As I said before, I haven't implemented this anywhere, and who knows if this idea would survive contact with an end-user2. It's not only possible but likely that there are cases I haven't considered, complicated interactions I've failed to foresee, or ergonomic concerns that this doesn't address. But it's a hypothesis, and one I'd like to test some day, because if it works, I can imagine it being a tremendous tool for safety and legibility!


  1. Why do I specify this? Well, because I believe that there's no one programming language for all applications. I like Rust and I like Haskell and I like Python, and there are a few applications where any of them might be fine, but more often there are programs that would be perfect for one and terrible for the other two. I think that problem domain matters a lot to programming language design.

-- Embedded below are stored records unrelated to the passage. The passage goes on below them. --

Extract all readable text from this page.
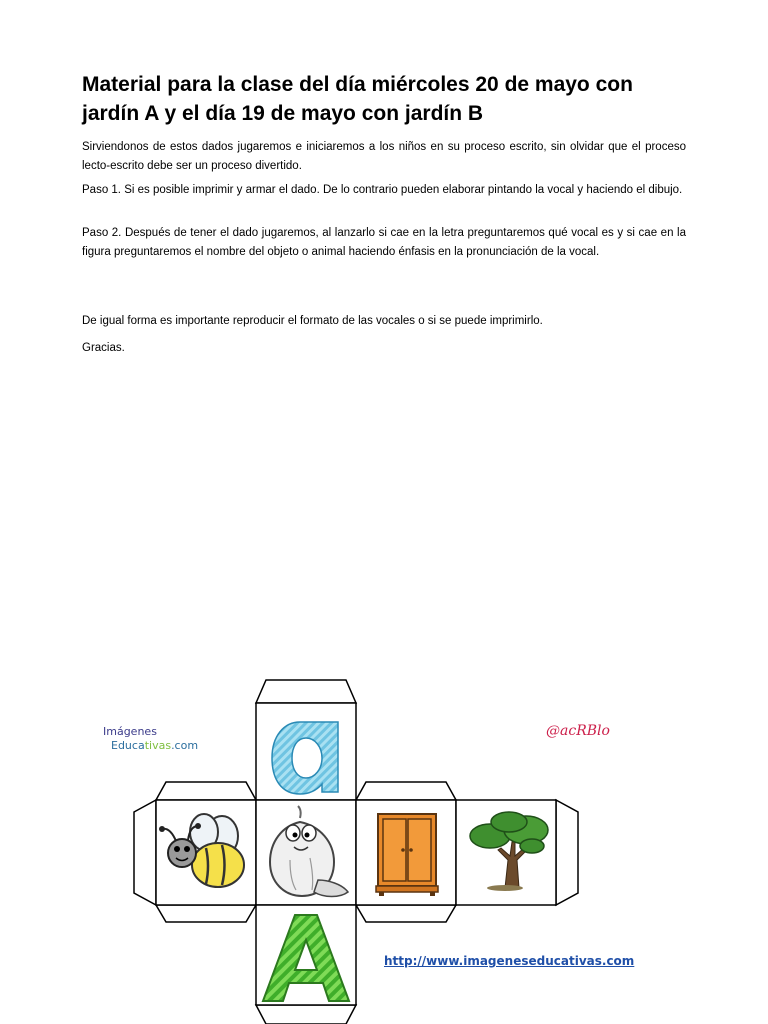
Material para la clase del día miércoles 20 de mayo con jardín A y el día 19 de mayo con jardín B

Sirviendonos de estos dados jugaremos e iniciaremos a los niños en su proceso escrito, sin olvidar que el proceso lecto-escrito debe ser un proceso divertido.

Paso 1. Si es posible imprimir y armar el dado. De lo contrario pueden elaborar pintando la vocal y haciendo el dibujo.

Paso 2. Después de tener el dado jugaremos, al lanzarlo si cae en la letra preguntaremos qué vocal es y si cae en la figura preguntaremos el nombre del objeto o animal haciendo énfasis en la pronunciación de la vocal.

De igual forma es importante reproducir el formato de las vocales o si se puede imprimirlo.

Gracias.

Imágenes
Educativas.com
@acRBlo
http://www.imageneseducativas.com
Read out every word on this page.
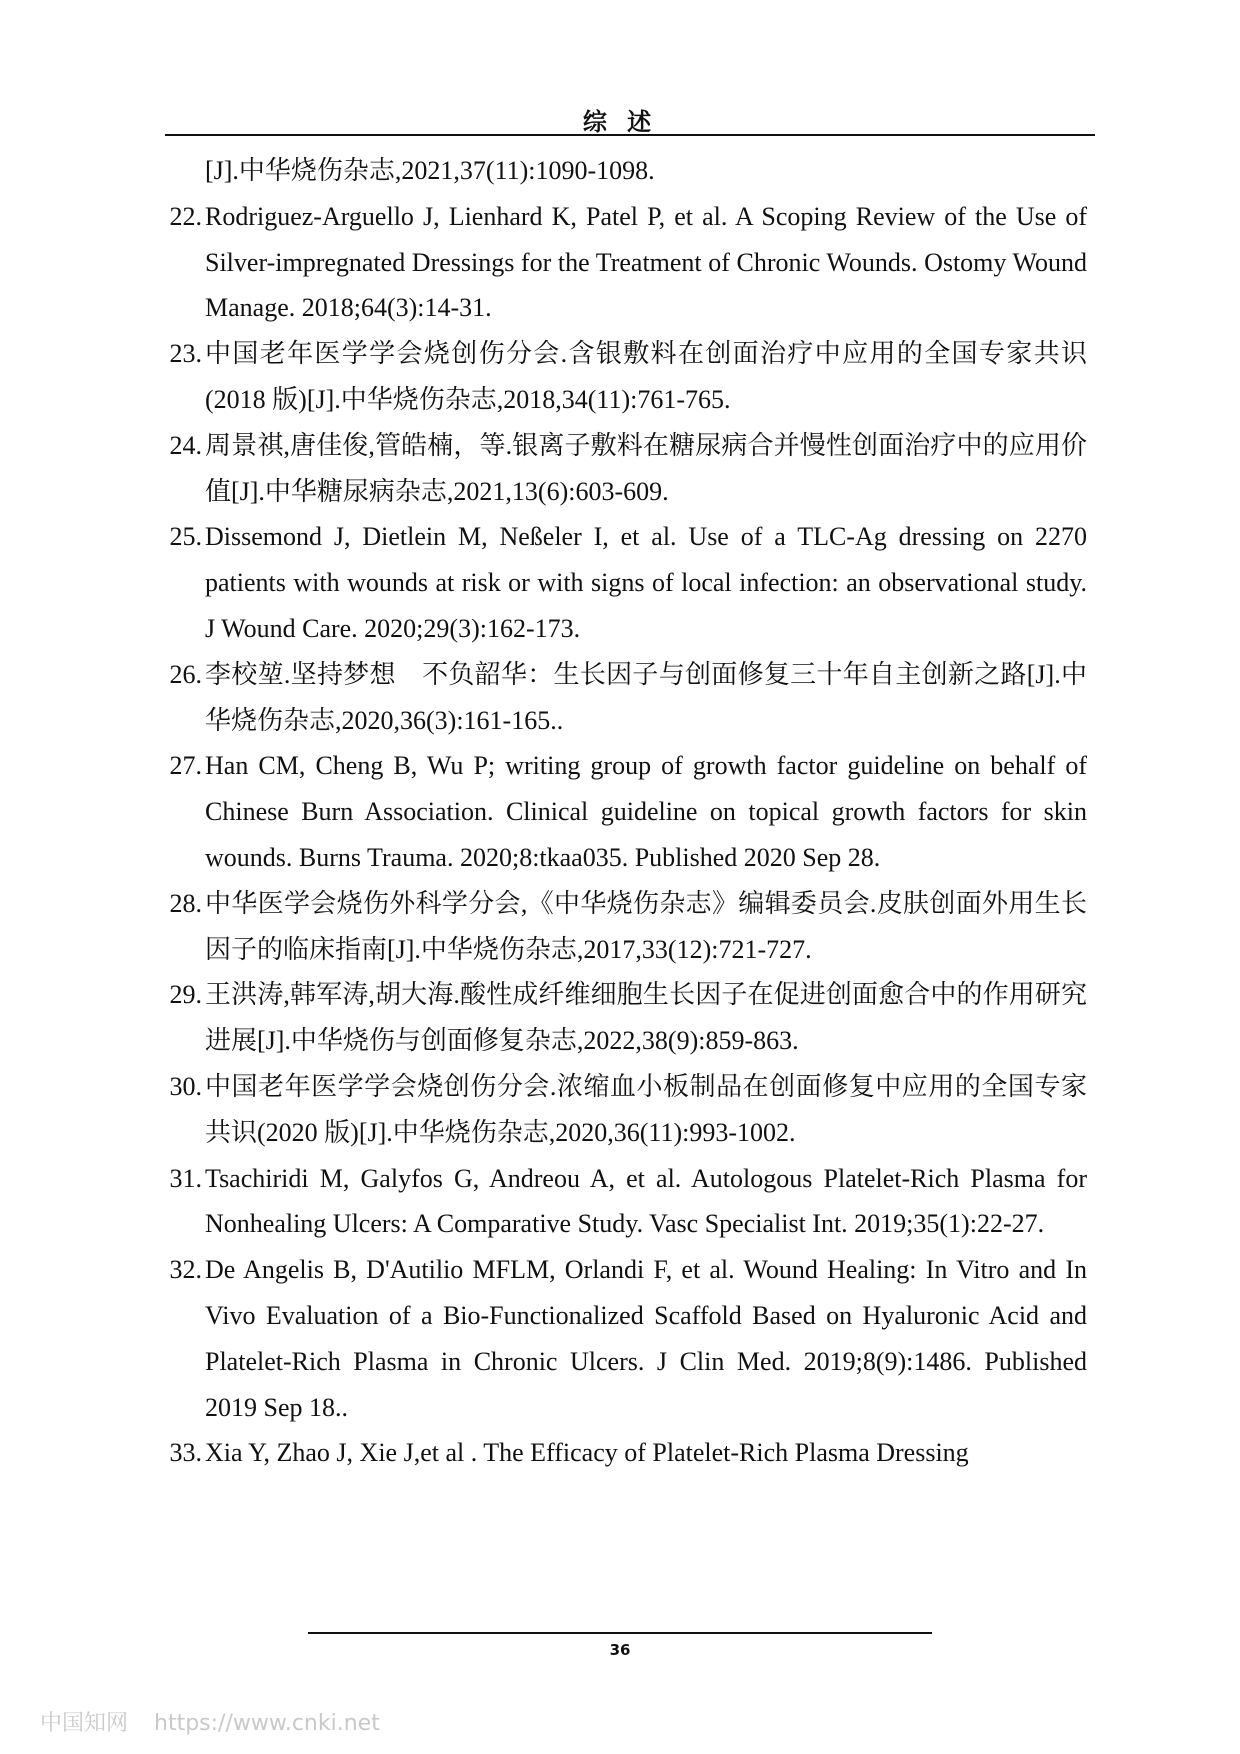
综 述
[J].中华烧伤杂志,2021,37(11):1090-1098.
22. Rodriguez-Arguello J, Lienhard K, Patel P, et al. A Scoping Review of the Use of Silver-impregnated Dressings for the Treatment of Chronic Wounds. Ostomy Wound Manage. 2018;64(3):14-31.
23. 中国老年医学学会烧创伤分会.含银敷料在创面治疗中应用的全国专家共识(2018 版)[J].中华烧伤杂志,2018,34(11):761-765.
24. 周景祺,唐佳俊,管皓楠，等.银离子敷料在糖尿病合并慢性创面治疗中的应用价值[J].中华糖尿病杂志,2021,13(6):603-609.
25. Dissemond J, Dietlein M, Neßeler I, et al. Use of a TLC-Ag dressing on 2270 patients with wounds at risk or with signs of local infection: an observational study. J Wound Care. 2020;29(3):162-173.
26. 李校堃.坚持梦想　不负韶华：生长因子与创面修复三十年自主创新之路[J].中华烧伤杂志,2020,36(3):161-165..
27. Han CM, Cheng B, Wu P; writing group of growth factor guideline on behalf of Chinese Burn Association. Clinical guideline on topical growth factors for skin wounds. Burns Trauma. 2020;8:tkaa035. Published 2020 Sep 28.
28. 中华医学会烧伤外科学分会,《中华烧伤杂志》编辑委员会.皮肤创面外用生长因子的临床指南[J].中华烧伤杂志,2017,33(12):721-727.
29. 王洪涛,韩军涛,胡大海.酸性成纤维细胞生长因子在促进创面愈合中的作用研究进展[J].中华烧伤与创面修复杂志,2022,38(9):859-863.
30. 中国老年医学学会烧创伤分会.浓缩血小板制品在创面修复中应用的全国专家共识(2020 版)[J].中华烧伤杂志,2020,36(11):993-1002.
31. Tsachiridi M, Galyfos G, Andreou A, et al. Autologous Platelet-Rich Plasma for Nonhealing Ulcers: A Comparative Study. Vasc Specialist Int. 2019;35(1):22-27.
32. De Angelis B, D'Autilio MFLM, Orlandi F, et al. Wound Healing: In Vitro and In Vivo Evaluation of a Bio-Functionalized Scaffold Based on Hyaluronic Acid and Platelet-Rich Plasma in Chronic Ulcers. J Clin Med. 2019;8(9):1486. Published 2019 Sep 18..
33. Xia Y, Zhao J, Xie J,et al . The Efficacy of Platelet-Rich Plasma Dressing
36
中国知网 https://www.cnki.net
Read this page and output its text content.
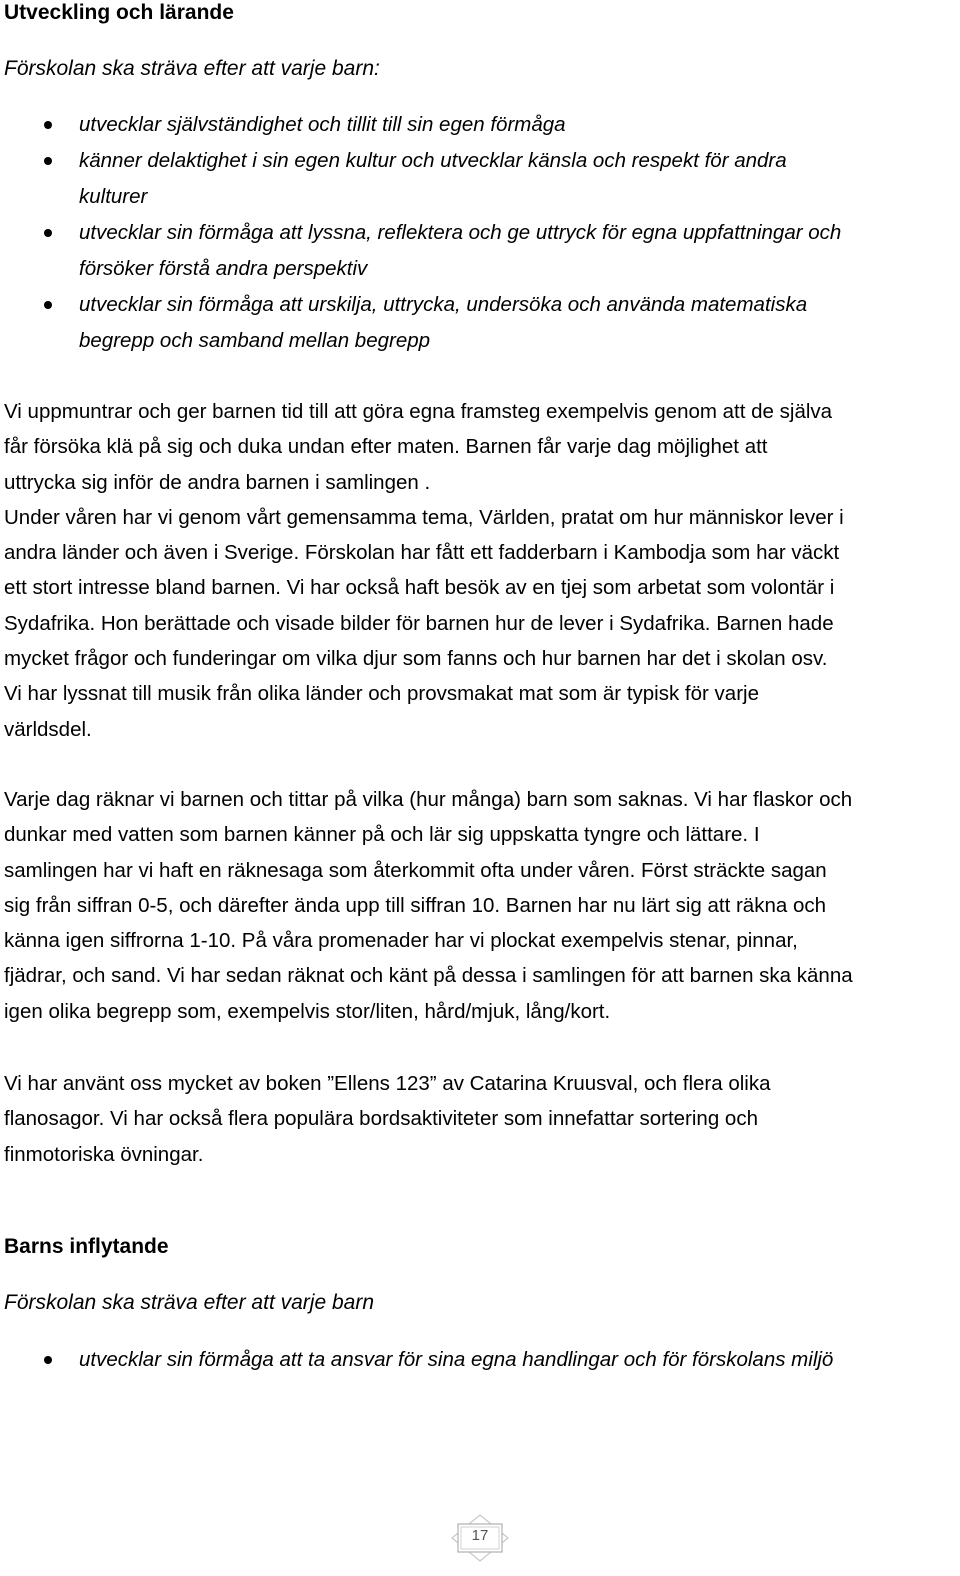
Utveckling och lärande
Förskolan ska sträva efter att varje barn:
utvecklar självständighet och tillit till sin egen förmåga
känner delaktighet i sin egen kultur och utvecklar känsla och respekt för andra
kulturer
utvecklar sin förmåga att lyssna, reflektera och ge uttryck för egna uppfattningar och
försöker förstå andra perspektiv
utvecklar sin förmåga att urskilja, uttrycka, undersöka och använda matematiska
begrepp och samband mellan begrepp

Vi uppmuntrar och ger barnen tid till att göra egna framsteg exempelvis genom att de själva
får försöka klä på sig och duka undan efter maten. Barnen får varje dag möjlighet att
uttrycka sig inför de andra barnen i samlingen .
Under våren har vi genom vårt gemensamma tema, Världen, pratat om hur människor lever i
andra länder och även i Sverige. Förskolan har fått ett fadderbarn i Kambodja som har väckt
ett stort intresse bland barnen. Vi har också haft besök av en tjej som arbetat som volontär i
Sydafrika. Hon berättade och visade bilder för barnen hur de lever i Sydafrika. Barnen hade
mycket frågor och funderingar om vilka djur som fanns och hur barnen har det i skolan osv.
Vi har lyssnat till musik från olika länder och provsmakat mat som är typisk för varje
världsdel.

Varje dag räknar vi barnen och tittar på vilka (hur många) barn som saknas. Vi har flaskor och
dunkar med vatten som barnen känner på och lär sig uppskatta tyngre och lättare. I
samlingen har vi haft en räknesaga som återkommit ofta under våren. Först sträckte sagan
sig från siffran 0-5, och därefter ända upp till siffran 10. Barnen har nu lärt sig att räkna och
känna igen siffrorna 1-10. På våra promenader har vi plockat exempelvis stenar, pinnar,
fjädrar, och sand. Vi har sedan räknat och känt på dessa i samlingen för att barnen ska känna
igen olika begrepp som, exempelvis stor/liten, hård/mjuk, lång/kort.

Vi har använt oss mycket av boken ”Ellens 123” av Catarina Kruusval, och flera olika
flanosagor. Vi har också flera populära bordsaktiviteter som innefattar sortering och
finmotoriska övningar.

Barns inflytande
Förskolan ska sträva efter att varje barn
utvecklar sin förmåga att ta ansvar för sina egna handlingar och för förskolans miljö
17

  2. I've also elided both implementation concerns (for example: how does this work with higher-order functions?) and other design questions. There are two big design questions that I've considered but don't have conclusions about. The first question is: how should conditions and restarts be named and namespaced? I've treated them in the code as global-ish, but maybe they should be namespaced underneath the function name (e.g. parse_log_entry::UseValue) or at least underneath the compilation unit, but there are a lot of possible choices here. The second question is: how “far up” should restarts be accessible, and how do you control that? I handwaved in the inferred type signatures above that, because we handle the condition which can get raised, we don't “re-export” restarts from analyze_log, but we do re-export them from parse_log_file. Is that an analysis we can do? If not, how do we make sure that restarts are available without adding too much more busywork for the programmer?